Reversible MAOIs do not form unbreakle bonds with monamine oxidase. They can be dissociated from MAO without destroying it under
normal physioligical conditions, leaving the enzyme unaltered by the interaction. Because of the placement, strength, and duration
of this interaction, the reversible MAOI can still interfere with the enzymes ability to catalyse reactions with its normal substrates.

In either case, the result is increased levels of some neurotransmitters.

"Specific" MAOIs have greater affinities for one or the other of the two MAO species, MAO-A or MAO-B. MAO-A preferentially breaks down
(oxidatively deaminates) serotonin and norepinepherne, though it does degrade dopamine to a lesser extent. MAO-B breaks down only
dopamine and phenylethylamine. Both forms of the enzyme can break down tyramine. So, an MAOI that inhibits one but not both of the MAOs
will lessen the danger of the "cheese effect", the adverse reactions one can experience from elavated levels of the amino acid tyramine
in the brain.

Tranylcypromine, phenelzine, and isocarboxazid are examples of irreversible, non-specific MAOIs. They bind both MAO-A and B and destroy them.

Clorgyline and pargyline are examples of irreversible inhibitors of MAO-A.

Moclobemide, befloxatone, and brofaromine are examples of reversible inhibitors of MAO-A (RIMAs) They transiently bind with MAO-A and leave
the enzyme unchanged by the interaction.

Selegiline and rasagiline are expamples of irreversible inhibitors of MAO-B (selegiline has a much higher affinity for MAO-B, but starts to
have significant effects on MAO-A at high doses).
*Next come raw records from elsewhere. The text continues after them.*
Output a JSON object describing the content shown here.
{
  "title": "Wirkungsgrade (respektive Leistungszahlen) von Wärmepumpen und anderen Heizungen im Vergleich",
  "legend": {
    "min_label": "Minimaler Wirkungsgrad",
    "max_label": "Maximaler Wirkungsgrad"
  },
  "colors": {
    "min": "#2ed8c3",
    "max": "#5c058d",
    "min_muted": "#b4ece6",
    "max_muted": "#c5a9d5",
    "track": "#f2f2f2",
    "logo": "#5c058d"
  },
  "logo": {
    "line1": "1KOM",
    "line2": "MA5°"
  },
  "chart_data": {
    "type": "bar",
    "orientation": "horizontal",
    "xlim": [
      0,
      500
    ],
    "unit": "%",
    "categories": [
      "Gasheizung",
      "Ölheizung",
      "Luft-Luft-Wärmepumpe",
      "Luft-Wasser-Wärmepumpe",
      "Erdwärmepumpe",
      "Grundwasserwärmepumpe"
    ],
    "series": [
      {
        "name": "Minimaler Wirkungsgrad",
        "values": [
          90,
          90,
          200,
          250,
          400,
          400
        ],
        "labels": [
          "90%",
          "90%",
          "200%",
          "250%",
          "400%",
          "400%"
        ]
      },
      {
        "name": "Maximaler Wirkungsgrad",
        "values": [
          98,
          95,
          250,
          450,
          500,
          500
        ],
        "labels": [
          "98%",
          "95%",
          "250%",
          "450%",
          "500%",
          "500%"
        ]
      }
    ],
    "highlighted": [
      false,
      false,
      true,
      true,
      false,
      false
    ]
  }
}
I have seen references to reversible inhibitors of MAO-B (RIMBs?) but I do not know what these drugs are.

> Perhaps, JB, you or someone else might be kind and thoughtful enough to translate the MAOI distinctions you made below into English with an explanation of why they are labeled as irreversible?
> > I'd say the effect was nothing like with either Nardil (an irreversible, non-selective, Hydrazine MAOI) or Parnate (an irreversible, non-selective, NON-hydrazine MAOI)or Marplan (an irrerversile, non-selective, Hydrazine MAOI). Hope this helps at least a little.